Eric Schmidt says, "The interview is where you truly learn about a person it is far more important than the resume."[1] Come and learn about the ideal interview experience, work through selected problems from Cracking the Coding Interview[2], share and (constructively!) critique resumes, and share strategies towards handling the less-than-ideal case.
[1] http://fortune.com/2014/09/04/how-google-attracts-the-worlds-best-talent/
[2] http://www.google.com/search?q=cracking+the+coding+interview+pdf
Preparation:
* Choose one position that you would love to apply for. Prepare a tailored resume and cover letter, and bring those plus the position description.
* Bring pen and paper for coding. If using a laptop, plan to use a plain-text editor, not your usual coding editor.
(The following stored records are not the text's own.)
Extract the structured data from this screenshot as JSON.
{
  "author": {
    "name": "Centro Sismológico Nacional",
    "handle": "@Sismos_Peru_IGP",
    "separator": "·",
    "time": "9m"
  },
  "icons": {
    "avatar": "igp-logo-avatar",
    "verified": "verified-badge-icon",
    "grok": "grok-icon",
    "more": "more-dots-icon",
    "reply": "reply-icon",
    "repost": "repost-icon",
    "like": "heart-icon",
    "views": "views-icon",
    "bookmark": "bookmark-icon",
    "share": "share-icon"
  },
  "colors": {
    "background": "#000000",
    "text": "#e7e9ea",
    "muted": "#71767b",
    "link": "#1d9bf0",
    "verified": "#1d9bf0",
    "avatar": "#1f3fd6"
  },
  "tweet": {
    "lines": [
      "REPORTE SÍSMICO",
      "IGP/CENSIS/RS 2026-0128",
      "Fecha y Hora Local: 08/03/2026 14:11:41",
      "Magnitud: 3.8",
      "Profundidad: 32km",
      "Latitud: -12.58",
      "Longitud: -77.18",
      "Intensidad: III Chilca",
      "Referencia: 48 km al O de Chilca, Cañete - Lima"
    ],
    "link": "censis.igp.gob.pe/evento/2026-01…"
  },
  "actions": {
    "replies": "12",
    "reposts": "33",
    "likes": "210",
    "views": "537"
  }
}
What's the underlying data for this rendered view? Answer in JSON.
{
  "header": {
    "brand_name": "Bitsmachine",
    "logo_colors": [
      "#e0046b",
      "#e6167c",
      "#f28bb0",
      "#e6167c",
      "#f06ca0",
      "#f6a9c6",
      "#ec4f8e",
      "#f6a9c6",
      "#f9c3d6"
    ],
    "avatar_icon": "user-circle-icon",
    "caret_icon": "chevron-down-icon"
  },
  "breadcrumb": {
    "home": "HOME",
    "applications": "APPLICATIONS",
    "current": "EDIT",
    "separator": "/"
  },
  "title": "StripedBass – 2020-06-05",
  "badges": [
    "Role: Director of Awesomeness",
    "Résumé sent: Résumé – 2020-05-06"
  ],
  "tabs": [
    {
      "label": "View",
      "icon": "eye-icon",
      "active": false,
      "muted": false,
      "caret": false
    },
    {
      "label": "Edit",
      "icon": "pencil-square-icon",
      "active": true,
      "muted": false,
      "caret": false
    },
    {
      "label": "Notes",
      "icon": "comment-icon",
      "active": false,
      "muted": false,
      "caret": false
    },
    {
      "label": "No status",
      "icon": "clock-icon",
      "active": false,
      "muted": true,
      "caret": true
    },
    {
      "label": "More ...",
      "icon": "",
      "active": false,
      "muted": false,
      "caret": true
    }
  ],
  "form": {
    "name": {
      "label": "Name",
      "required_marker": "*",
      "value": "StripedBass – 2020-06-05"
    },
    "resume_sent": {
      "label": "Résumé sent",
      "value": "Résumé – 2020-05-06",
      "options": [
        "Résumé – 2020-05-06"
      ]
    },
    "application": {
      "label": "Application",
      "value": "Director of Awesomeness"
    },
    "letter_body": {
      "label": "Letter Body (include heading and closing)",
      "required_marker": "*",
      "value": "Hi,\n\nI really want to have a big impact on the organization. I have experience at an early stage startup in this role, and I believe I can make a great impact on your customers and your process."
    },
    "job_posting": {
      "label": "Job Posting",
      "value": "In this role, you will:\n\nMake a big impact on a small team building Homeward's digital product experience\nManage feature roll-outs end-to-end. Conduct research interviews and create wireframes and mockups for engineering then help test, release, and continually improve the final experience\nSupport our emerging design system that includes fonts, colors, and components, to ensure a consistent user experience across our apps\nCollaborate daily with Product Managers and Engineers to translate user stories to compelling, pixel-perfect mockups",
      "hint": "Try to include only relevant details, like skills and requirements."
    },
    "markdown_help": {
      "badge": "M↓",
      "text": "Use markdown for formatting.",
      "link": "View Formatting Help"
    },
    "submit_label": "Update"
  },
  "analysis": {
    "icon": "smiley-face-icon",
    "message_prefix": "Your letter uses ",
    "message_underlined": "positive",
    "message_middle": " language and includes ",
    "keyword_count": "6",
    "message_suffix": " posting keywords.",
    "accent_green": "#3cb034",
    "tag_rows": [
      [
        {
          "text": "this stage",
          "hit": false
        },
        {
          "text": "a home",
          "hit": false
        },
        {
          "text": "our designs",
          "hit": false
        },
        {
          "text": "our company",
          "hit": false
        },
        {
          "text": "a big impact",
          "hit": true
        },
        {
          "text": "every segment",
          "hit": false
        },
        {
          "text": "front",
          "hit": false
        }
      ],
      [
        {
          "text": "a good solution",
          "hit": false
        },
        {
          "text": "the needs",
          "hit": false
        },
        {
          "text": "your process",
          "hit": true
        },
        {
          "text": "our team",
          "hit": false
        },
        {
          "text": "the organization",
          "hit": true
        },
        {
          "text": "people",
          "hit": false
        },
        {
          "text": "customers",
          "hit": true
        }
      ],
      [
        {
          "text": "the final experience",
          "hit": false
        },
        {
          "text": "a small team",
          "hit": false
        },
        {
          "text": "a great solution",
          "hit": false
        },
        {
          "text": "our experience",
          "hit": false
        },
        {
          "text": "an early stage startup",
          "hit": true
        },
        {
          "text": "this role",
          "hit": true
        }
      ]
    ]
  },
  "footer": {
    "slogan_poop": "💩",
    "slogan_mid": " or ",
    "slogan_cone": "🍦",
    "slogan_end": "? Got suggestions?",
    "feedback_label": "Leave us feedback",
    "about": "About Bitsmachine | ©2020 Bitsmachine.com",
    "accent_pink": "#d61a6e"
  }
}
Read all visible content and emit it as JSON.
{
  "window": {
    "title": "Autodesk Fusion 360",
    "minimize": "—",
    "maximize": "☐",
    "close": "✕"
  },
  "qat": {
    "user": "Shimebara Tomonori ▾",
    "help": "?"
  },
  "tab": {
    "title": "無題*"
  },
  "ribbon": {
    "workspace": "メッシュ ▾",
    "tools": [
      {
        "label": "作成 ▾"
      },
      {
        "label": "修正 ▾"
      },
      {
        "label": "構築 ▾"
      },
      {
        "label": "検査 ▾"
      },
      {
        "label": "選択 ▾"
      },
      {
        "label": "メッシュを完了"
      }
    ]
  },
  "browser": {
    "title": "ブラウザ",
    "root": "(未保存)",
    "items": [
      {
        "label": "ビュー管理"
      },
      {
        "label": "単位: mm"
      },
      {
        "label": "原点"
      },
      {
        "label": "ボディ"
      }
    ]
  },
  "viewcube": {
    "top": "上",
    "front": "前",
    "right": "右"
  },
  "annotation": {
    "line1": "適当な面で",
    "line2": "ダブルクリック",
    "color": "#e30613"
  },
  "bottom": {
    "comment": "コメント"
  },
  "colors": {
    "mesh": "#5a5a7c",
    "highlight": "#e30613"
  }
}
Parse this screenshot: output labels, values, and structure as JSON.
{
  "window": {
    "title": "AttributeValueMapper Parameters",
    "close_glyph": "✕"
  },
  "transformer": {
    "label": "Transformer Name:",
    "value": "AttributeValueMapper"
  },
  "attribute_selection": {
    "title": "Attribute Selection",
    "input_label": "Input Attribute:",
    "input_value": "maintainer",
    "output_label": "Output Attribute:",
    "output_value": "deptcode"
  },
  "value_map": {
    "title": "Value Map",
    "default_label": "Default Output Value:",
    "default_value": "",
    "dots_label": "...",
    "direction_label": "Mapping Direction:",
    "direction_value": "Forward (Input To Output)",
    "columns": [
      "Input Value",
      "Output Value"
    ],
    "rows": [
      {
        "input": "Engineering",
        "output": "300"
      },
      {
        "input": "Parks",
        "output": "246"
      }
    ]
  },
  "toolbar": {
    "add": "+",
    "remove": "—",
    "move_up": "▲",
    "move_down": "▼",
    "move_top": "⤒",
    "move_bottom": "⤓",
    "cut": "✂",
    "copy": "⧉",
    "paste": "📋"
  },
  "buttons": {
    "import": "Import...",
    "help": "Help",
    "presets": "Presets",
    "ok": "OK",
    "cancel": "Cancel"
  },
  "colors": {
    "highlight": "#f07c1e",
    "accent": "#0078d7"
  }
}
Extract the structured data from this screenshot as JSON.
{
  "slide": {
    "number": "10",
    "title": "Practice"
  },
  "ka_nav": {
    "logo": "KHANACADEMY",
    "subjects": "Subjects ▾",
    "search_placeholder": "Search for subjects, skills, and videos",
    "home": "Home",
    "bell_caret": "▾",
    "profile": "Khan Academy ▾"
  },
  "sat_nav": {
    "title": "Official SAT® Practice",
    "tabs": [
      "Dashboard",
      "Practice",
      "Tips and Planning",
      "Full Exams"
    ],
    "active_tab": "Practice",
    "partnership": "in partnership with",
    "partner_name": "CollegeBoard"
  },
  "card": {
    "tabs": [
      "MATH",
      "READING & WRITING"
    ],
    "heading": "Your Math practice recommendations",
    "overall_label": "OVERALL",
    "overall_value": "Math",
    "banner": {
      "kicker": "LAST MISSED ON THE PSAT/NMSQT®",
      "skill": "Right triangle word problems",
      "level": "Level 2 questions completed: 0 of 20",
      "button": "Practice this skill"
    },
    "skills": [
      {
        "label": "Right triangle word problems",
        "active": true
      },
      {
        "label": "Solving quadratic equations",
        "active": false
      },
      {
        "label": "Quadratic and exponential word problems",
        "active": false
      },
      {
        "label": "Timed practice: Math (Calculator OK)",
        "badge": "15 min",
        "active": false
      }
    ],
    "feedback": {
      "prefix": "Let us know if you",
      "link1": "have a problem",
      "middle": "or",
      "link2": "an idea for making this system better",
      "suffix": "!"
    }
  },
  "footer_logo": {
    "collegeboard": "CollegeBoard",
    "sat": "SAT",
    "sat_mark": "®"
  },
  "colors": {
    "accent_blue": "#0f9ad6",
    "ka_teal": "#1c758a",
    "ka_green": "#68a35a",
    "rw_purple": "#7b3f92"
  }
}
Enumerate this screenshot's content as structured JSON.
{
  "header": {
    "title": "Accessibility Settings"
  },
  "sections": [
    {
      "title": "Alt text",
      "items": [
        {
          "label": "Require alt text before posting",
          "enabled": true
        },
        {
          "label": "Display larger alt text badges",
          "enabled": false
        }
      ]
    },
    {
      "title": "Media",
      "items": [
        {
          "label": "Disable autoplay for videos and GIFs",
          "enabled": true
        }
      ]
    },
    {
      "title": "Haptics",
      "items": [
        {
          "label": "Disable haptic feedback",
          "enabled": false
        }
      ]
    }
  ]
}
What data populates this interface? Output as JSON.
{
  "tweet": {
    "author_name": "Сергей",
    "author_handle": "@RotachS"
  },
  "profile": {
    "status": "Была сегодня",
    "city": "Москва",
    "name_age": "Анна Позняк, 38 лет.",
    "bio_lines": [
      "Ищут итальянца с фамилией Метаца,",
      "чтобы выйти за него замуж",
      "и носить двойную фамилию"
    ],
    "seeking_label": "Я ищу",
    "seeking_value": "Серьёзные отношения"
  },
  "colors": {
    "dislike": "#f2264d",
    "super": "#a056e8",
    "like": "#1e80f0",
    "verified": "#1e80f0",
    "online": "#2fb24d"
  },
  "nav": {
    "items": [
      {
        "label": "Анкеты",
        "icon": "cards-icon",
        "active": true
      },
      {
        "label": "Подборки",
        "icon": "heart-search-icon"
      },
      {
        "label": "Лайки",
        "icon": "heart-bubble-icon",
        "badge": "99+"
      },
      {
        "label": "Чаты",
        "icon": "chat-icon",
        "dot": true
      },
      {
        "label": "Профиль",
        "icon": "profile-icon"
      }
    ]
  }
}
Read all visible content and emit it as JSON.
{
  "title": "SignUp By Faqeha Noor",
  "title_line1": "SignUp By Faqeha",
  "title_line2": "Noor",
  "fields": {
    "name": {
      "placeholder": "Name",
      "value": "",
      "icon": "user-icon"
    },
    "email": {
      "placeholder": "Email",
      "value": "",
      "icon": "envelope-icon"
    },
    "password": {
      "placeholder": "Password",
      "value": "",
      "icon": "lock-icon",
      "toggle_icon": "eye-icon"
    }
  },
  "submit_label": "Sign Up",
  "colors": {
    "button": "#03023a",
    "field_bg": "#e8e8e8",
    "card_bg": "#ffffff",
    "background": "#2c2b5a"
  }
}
* Choose an interview-coding problem from somewhere on the web, and give yourself 30-40 minutes to solve it using pen-and-paper. Extra credit: Afterwards, write a well-tested solution and upload it to github. Consider bringing the link to share.
Itinerary:
7-7:30 What to expect, prep strategies.
7:30-8 Coding practice.
8-8:30 Other question types, fielding bad questions, q&a
8:30-9 Peer review of resumes and code.
Instructor Bio: Gregory Marton is a software engineer with about 200 interviews at Google and a few in other settings. He regularly teaches a class aimed at helping candidates prepare for their Google on-site interviews; this session is new material, broader, and not company sponsored. He has Master's and Engineer's degrees in EECS from MIT.